Je n'ai pas été tres honnete avec les massages Thailandais. Je le reconnais. Maintenant que je connais les massages vietnamiens, je vais rendre a César ce qui appartient a César. Je préfere les pressions thais sur les points névralgiques aux coups de semonces aléatoires viets, mains jointes, dans un tactactac exaspérant.
Me voila donc a Ho Chi Minh City, ex Saigon. Il est temps pour moi de me demander ce que je fais la. Non, parce que ne pas travailler, c'est une chose. Voyager également. Mais il s'agit de trouver du sens quelque part. Et j'ai eu beau chercher a quatre pattes au fond des tunnels de Cu Chi ou me repentir dans une église Cao Daiste sur la voie de Victor Hugo, je n'en ai pas encore trouvé. A ma décharge, il faut avouer qu'il est difficile de trouver quoi que ce soit se rapprochant a du sens dans une eglise Cao Daiste. Du kitch, ca oui, on en trouve. A foison. Mais du sens...

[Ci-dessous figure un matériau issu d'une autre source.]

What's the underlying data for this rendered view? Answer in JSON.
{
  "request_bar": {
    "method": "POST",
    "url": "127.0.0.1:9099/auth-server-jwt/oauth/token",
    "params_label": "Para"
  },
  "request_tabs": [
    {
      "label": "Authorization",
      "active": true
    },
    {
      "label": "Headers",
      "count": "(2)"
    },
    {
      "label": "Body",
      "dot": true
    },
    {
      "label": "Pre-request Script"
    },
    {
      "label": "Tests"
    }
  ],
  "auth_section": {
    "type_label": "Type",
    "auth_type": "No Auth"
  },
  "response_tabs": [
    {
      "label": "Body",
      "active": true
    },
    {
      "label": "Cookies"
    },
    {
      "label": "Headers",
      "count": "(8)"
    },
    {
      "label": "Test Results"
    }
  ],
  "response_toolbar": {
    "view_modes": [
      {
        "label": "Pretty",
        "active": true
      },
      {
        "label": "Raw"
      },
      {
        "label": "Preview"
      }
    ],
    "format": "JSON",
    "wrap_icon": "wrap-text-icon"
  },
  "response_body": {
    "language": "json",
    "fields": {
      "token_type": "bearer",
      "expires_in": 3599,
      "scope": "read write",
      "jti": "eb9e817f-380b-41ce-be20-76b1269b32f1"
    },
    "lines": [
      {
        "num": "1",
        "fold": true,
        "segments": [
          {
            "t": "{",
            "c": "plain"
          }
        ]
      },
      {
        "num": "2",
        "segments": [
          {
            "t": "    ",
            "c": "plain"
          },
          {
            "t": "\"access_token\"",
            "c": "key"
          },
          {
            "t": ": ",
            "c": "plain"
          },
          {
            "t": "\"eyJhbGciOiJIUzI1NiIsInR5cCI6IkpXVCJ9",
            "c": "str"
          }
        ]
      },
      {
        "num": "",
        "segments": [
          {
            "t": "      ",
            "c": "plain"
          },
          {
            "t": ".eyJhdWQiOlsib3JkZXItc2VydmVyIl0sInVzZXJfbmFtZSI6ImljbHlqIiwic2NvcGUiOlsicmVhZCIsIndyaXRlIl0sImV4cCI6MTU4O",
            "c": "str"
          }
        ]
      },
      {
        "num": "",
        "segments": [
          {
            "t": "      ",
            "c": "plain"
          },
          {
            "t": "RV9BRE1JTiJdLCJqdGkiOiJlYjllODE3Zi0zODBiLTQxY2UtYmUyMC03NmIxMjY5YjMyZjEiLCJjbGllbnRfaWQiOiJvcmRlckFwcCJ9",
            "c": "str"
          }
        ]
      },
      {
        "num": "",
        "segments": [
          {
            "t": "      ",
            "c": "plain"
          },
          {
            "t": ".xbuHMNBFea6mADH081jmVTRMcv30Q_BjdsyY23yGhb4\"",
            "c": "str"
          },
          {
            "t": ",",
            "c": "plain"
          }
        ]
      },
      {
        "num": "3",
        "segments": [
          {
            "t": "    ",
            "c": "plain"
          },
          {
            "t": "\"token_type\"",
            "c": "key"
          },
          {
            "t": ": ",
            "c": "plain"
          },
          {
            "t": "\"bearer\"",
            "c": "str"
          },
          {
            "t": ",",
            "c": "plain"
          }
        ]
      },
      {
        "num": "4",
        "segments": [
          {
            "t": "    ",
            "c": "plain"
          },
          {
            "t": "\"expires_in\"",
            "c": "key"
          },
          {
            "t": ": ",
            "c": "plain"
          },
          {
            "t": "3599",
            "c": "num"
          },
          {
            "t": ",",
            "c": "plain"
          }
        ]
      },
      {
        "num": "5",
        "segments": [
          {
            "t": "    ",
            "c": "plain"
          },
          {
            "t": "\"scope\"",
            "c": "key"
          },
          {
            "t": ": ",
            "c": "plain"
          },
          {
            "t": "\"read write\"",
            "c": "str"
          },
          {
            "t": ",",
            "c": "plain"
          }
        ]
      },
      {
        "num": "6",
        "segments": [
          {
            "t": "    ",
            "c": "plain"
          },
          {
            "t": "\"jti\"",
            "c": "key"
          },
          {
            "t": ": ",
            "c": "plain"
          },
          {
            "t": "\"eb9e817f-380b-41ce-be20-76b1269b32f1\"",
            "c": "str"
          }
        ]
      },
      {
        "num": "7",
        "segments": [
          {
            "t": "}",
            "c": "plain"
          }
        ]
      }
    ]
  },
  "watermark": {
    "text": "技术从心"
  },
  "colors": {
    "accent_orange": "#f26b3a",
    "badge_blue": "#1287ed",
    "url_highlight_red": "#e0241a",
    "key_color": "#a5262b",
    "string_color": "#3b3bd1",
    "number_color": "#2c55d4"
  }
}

Je ne suis pas contre le principe d'une Odyssée. Au contraire. J'ai toujours adoré la mythologie grecque. Mais Ulysse, lui, il a un but. Rentrer chez lui. Et retrouver sa femme a l'occasion. Comme j'ai déja eu l'occasion de le signifier, je ne rentre pas dans cette case non plus. Pas de femme. Pas de patrie. Enfin si, la France quand meme un petit peu, mais vous avouerez qu'aujourd'hui, c'est dur d'y croire. (c'est le genre de phrase atemporel et apolitique passe-partout pour laquelle il est difficile de résister apres une heure passée au bistro d'en bas autour d'un demi...)
Et c'est donc la, a Ho Chi Minh, alors que j'enchaine tant bien que mal une serie de quatre coups victorieux au billard francais contre un adversaire avec lequel je ne partage pas meme la langue, juste la queue, que me vint l'idée.